This is to elaborate the interactions of the Higgs and the Weak Bosons with the quarks and electrons, specified by the concept of a weak isospin analogous to ordinary spin angular momentum. This article covers the theory of spin angular momentum.

Quantum mechanics shows that the angular momentum of the smallest pieces of matter is not continuous, but is quantized in units of hbar = h/2π, where hbar is a very small number and h is Planck’s constant. In regular quantum mechanics for massive atoms at rest, the orbital angular momentum L of an electrons in an atom is quantized in units of hbar, and can be L = n*hbar, where n is an integer, n = 0, 1, 2, etc. The angular momentum component can only be determined about a one specific axis or direction at a time, and this is usually taken as the z axis or the 3 direction. The angular momentum component along the z axis, m = Lz, runs through integers from -L to +L. For L = 0, m = 0. For L = 1, m = 1, 0, or -1. For L = 2, m = 2, 1, 0, -1, or -2. Electromagnetic transitions between different states of the electron conserve Lz when one includes the angular momentum projection of the emitted photon, which is has orbital angular momentum coupled to its spin of 1.
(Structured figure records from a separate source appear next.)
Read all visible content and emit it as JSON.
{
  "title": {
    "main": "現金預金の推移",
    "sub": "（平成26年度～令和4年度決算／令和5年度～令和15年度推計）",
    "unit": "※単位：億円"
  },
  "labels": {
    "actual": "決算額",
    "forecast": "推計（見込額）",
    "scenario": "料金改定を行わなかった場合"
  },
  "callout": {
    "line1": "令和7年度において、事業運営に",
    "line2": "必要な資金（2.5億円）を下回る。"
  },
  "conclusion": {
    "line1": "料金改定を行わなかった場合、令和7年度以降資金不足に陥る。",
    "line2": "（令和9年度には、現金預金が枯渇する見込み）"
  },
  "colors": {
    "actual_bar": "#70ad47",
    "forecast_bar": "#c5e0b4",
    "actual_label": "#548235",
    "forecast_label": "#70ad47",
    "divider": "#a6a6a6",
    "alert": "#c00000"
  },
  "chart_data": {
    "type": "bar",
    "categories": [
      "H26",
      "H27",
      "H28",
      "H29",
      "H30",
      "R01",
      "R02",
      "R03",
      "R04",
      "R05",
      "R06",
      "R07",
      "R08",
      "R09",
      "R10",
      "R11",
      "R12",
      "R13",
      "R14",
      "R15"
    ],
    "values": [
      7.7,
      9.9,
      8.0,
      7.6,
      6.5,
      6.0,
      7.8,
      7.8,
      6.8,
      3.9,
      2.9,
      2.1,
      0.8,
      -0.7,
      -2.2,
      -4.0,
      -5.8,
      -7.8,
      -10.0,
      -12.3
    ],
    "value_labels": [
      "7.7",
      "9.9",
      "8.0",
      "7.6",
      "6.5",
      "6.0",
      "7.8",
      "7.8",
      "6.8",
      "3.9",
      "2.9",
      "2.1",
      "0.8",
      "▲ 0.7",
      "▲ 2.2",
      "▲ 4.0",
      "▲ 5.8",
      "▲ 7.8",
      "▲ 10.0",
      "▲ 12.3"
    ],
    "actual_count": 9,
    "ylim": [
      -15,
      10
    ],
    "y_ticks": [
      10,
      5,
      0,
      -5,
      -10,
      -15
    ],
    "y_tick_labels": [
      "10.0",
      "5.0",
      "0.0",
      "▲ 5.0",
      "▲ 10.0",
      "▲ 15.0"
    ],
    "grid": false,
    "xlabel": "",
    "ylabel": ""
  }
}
When considering the fundamental particles, relativity must be added to quantum mechanics. This results in allowing the values of angular momentum of the fundamental particles, called their spin, to include at S = 1/2 hbar, and include 3/2 hbar, etc., along with the integers S = n * hbar. For a spin 1/2 particles, two values of its spin along the z axis are allowed, Sz = +1/2 hbar, and Sz = -1/2 hbar. For a massive spin = 1 (S = 1 hbar), just like for orbital angular momentum, Sz = +1, 0, and -1 are allowed. But for a massless spin 1 particle like the photon, only Sz = +1 and -1 along its direction of motion are allowed. Spin 1/2 particles are called Fermions and obey Fermi-Dirac statistics and the Pauli Exclusion Principle where two cannot exist in the same state, which builds up the atomic orbitals. The integer spin particles are called Bosons, and obey Bose-Einstein statistics, where many can exist in the same state.

The spin 1/2 Fermions were actually discovered theoretically when Paul Dirac formulated a relativistic quantum mechanical equation of motion analogous to the Schrodinger equation.

Another outcome of Dirac’s Equation was the discovery of negative energy states with the same mass but a charge of opposite sign. This was the discovery of anti-particles, such as the positively charged positron is the anti-particle of the negatively charged electron.

We should add here that in a system with no preferred axis or direction, that is with no outside forces or interactions that have an axis or direction, then the system is invariant or unchanged by rotations. Rotational invariance leads to the conservation of angular momentum. This is an example of the Noether theorem formulated by Emmy Noether that associates a conserved quantity with a symmetry. Emmy Noether (1882-1935) was described as the most important woman in the history of mathematics.

An example of a photon interacting with the magnetic moment of a spin 1/2 proton or nucleus in a magnetic field and being absorbed by it to flip its spin to a higher energy state is the basis of nuclear magnetic resonance, now called magnetic resonance imaging:

A moving spin 1/2 particle’s spin can be referred to as along its direction of motion as positive helicity, or right-handed. If the particle’s spin is opposite its direction of motion, it can be referred to as negative helicity, or left-handed.

Photons, which are massless spin 1 particles, can only have their spin along or opposite their direction of motion, and are then referred to also as right circularly polarized or left circularly polarized, respectively.